Plusieurs voix à droite. - C'est terminé !
M. Patrick Kanner. - Monsieur le Premier ministre... (les protestations et marques d'impatience redoublent à droite), les conditions de la stabilité de notre pays sont entre vos mains ; donnez-nous de bonnes raisons de ne pas vous censurer. (Applaudissements sur les travées du groupe SER)
M. Hervé Marseille . - (Vifs applaudissements sur les travées du groupe UC et sur quelques travées du groupe Les Républicains) C'est la troisième fois depuis un an que nous assistons à une déclaration de politique générale. Pour nous sénateurs, c'est même la sixième fois, car nous avons double ration : lecture le mardi, explication le mercredi, au cas où l'on n'aurait pas compris. (Rires et applaudissements sur les travées des groupes UC et Les Républicains, ainsi que sur quelques travées du groupe SER)

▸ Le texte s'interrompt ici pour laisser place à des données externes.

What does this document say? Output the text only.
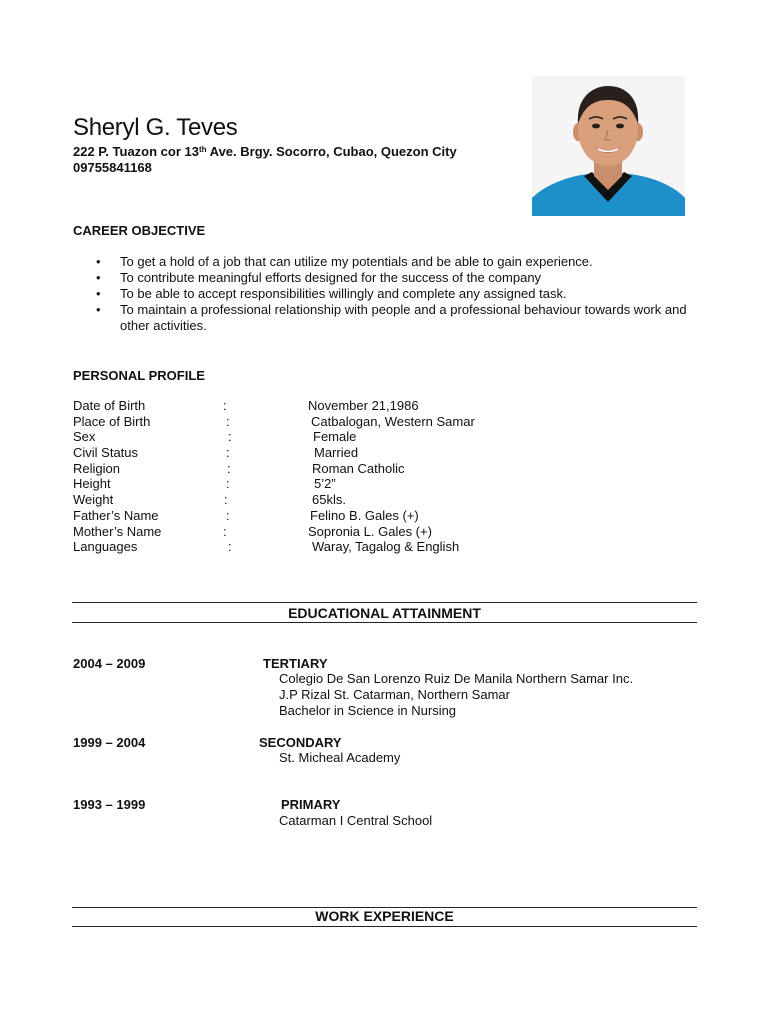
Sheryl G. Teves
222 P. Tuazon cor 13th Ave. Brgy. Socorro, Cubao, Quezon City
09755841168
CAREER OBJECTIVE
• To get a hold of a job that can utilize my potentials and be able to gain experience.
• To contribute meaningful efforts designed for the success of the company
• To be able to accept responsibilities willingly and complete any assigned task.
• To maintain a professional relationship with people and a professional behaviour towards work and other activities.
PERSONAL PROFILE
Date of Birth	:	November 21,1986
Place of Birth	:	Catbalogan, Western Samar
Sex	:	Female
Civil Status	:	Married
Religion	:	Roman Catholic
Height	:	5’2”
Weight	:	65kls.
Father’s Name	:	Felino B. Gales (+)
Mother’s Name	:	Sopronia L. Gales (+)
Languages	:	Waray, Tagalog & English
EDUCATIONAL ATTAINMENT
2004 – 2009	TERTIARY
Colegio De San Lorenzo Ruiz De Manila Northern Samar Inc.
J.P Rizal St. Catarman, Northern Samar
Bachelor in Science in Nursing
1999 – 2004	SECONDARY
St. Micheal Academy
1993 – 1999	PRIMARY
Catarman I Central School
WORK EXPERIENCE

Nos concitoyens sont lassés de toutes ces palinodies politiques. La censure du précédent gouvernement a affaibli notre pays. Il est faux de dire qu'elle a été sans conséquence : on le voit, à l'échelle européenne, sur le Mercosur, mais aussi les agriculteurs. Espérons que nous retrouverons une stabilité institutionnelle, dont nous avons le plus grand besoin.
Cela ne sera pas une mince affaire : depuis les élections législatives de juin, la France, divisée en trois blocs inconciliables, est bloquée comme jamais sous la Ve République. Le gouvernement de Michel Barnier s'est heurté de plein fouet à cette malheureuse réalité. Je salue son engagement.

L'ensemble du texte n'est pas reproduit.